Pasalnya, aku seorang mahasiswa fakultas hukum yang buta akan tafsir agama, memberanikan diri menafsirkan ayat-ayat Al-Qur’an dan hadits.


Kepada para ahli agama, mohon maaf jika apa yang aku sampaikan ternyata berbeda dengan pendapat Anda.


Ini seputar waktu berbuka puasa dan waktu memulai puasa.


Banyak diantara temen-temenku yang sering kali menegur untuk segera berbuka puasa. Mereka berkata bahwa Nabi memerintahkan kita untuk menyegerakan berbuka puasa. Dalam hatiku aku bertanya, kalau memang menyegerakan, knapa ndak berbuka puasa ketika jam 9 pagi saja? Hehehe…ini hanya pertanyaan bodoh yang sepintas ada dalam pikiranku saat itu.


Aku coba membuat saat-saat berbuka puasa itu menjadi sebuah diskusi yang menarik. Untungnya di handphoneku ada Al-Qur’an digital.
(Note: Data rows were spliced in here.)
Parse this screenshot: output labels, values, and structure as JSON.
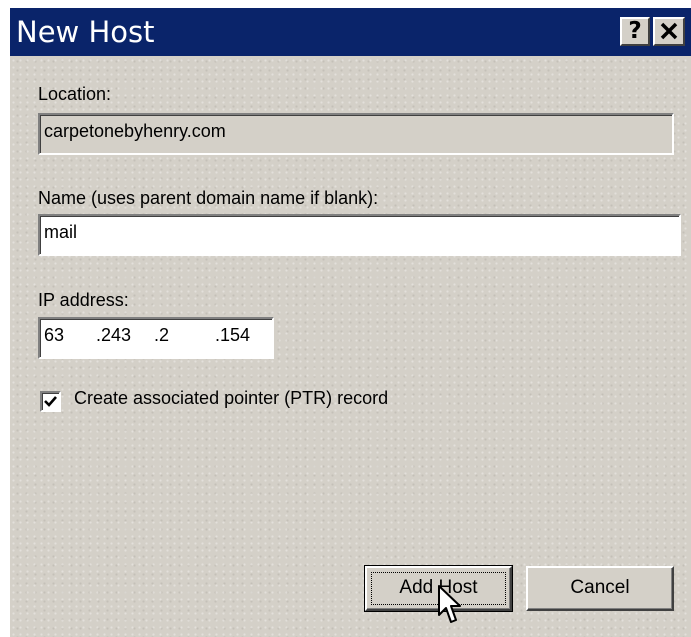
{
  "window": {
    "title": "New Host",
    "help_glyph": "?",
    "close_glyph": "✕"
  },
  "location": {
    "label": "Location:",
    "value": "carpetonebyhenry.com"
  },
  "name": {
    "label": "Name (uses parent domain name if blank):",
    "value": "mail"
  },
  "ip": {
    "label": "IP address:",
    "octets": [
      "63",
      ".243",
      ".2",
      ".154"
    ]
  },
  "ptr": {
    "label": "Create associated pointer (PTR) record",
    "checked": true
  },
  "buttons": {
    "add_host": "Add Host",
    "cancel": "Cancel"
  },
  "icons": [
    "help-icon",
    "close-icon",
    "checkmark-icon",
    "mouse-pointer-icon"
  ],
  "colors": {
    "titlebar": "#0a246a",
    "dialog_face": "#d4d0c8",
    "field_bg": "#ffffff"
  }
}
Segera saja aku buka Surat Al-Baqarah ayat 187. Disana terdapat ketentuan mengenai waktu berbuka puasa dan waktu memulai puasa.


”… dan makan minumlah hingga terang bagimu benang putih dari benang hitam, yaitu fajar. Kemudian sempurnakanlah puasa itu sampai (datang) malam…” (QS. Al-Baqarah : 187)


Waktu memulai puasa


Banyak diantara kita yang berpendapat bahwa waktu memulai puasa adalah ketika masuk waktu adzan subuh yang ada pada jadwal imsakiyah. Bahkan diantaranya ada yang menghentikan aktivitas makan dan minum mereka beberapa menit sebelum adzan subuh. Apakah itu benar?


Memang betul waktu memulai puasa (fajar) adalah ketika masuk waktu subuh, karena waktu fajar juga digunakan untuk menunjukkan waktu shalat subuh dalam Surat Al-Isra’ ayat 78:


”Dirikanlah shalat dari sesudah matahari tergelincir sampai gelap malam dan (dirikanlah pula shalat) fajar. Sesungguhnya shalat fajar itu disaksikan (oleh malaikat).”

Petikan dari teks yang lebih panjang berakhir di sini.